Secondo i dati del portale regionale aria.ambiente.piemonte.it, per oltre 40 giorni nei mesi di maggio e giugno almeno una delle centraline di Torino o dell’area metropolitana ha rilevato come valore massimo una concentrazione superiore a 120 microgrammi per metro cubo (considerato un limite da non superare a lungo termine per la protezione della salute umana), con punte estremamente elevate in particolare nei giorni centrali di giugno.
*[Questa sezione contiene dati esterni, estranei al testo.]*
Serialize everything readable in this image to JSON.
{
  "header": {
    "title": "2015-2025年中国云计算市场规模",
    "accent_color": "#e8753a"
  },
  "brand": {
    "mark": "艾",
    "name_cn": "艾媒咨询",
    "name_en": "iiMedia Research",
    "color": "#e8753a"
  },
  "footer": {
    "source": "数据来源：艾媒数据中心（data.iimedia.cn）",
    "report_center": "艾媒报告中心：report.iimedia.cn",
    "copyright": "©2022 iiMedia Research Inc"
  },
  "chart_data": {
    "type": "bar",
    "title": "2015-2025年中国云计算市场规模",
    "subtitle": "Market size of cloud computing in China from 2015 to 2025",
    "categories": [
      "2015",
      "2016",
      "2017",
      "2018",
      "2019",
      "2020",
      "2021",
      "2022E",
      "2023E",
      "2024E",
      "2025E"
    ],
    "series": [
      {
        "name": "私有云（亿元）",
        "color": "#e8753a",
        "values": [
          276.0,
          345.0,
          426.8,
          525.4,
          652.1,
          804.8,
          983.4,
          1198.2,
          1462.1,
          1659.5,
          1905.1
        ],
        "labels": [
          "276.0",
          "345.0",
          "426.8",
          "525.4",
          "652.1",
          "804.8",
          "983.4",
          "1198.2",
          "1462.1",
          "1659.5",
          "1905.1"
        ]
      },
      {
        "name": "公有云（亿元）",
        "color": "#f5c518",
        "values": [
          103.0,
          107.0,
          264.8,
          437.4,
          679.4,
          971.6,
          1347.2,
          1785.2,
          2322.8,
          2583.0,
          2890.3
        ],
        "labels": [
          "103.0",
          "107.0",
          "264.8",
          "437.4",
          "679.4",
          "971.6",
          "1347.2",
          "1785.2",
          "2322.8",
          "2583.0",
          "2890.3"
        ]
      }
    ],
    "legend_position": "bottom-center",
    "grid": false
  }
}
L’Ordine dei Medici di Torino esprime preoccupazione per le conseguenze sulla salute causate da questa situazione, associata alle precoci e intense ondate di calore.

Queste condizioni ambientali costituiscono infatti un rischio per la salute di tutti i cittadini ma soprattutto per le categorie più vulnerabili della popolazione come bambini, anziani e soggetti fragili.

L’ozono è un inquinante atmosferico i cui livelli aumentano nei mesi più caldi. Ha effetto irritante a livello delle mucose oculari e delle alte vie aeree, può scatenare crisi asmatiche e alterazioni della funzionalità respiratoria a concentrazioni elevate.

L’Ordine dei Medici sottolinea come la lotta al cambiamento climatico, la riduzione dell’inquinamento atmosferico e la tutela dell’ambiente rappresentino delle priorità di salute pubblica.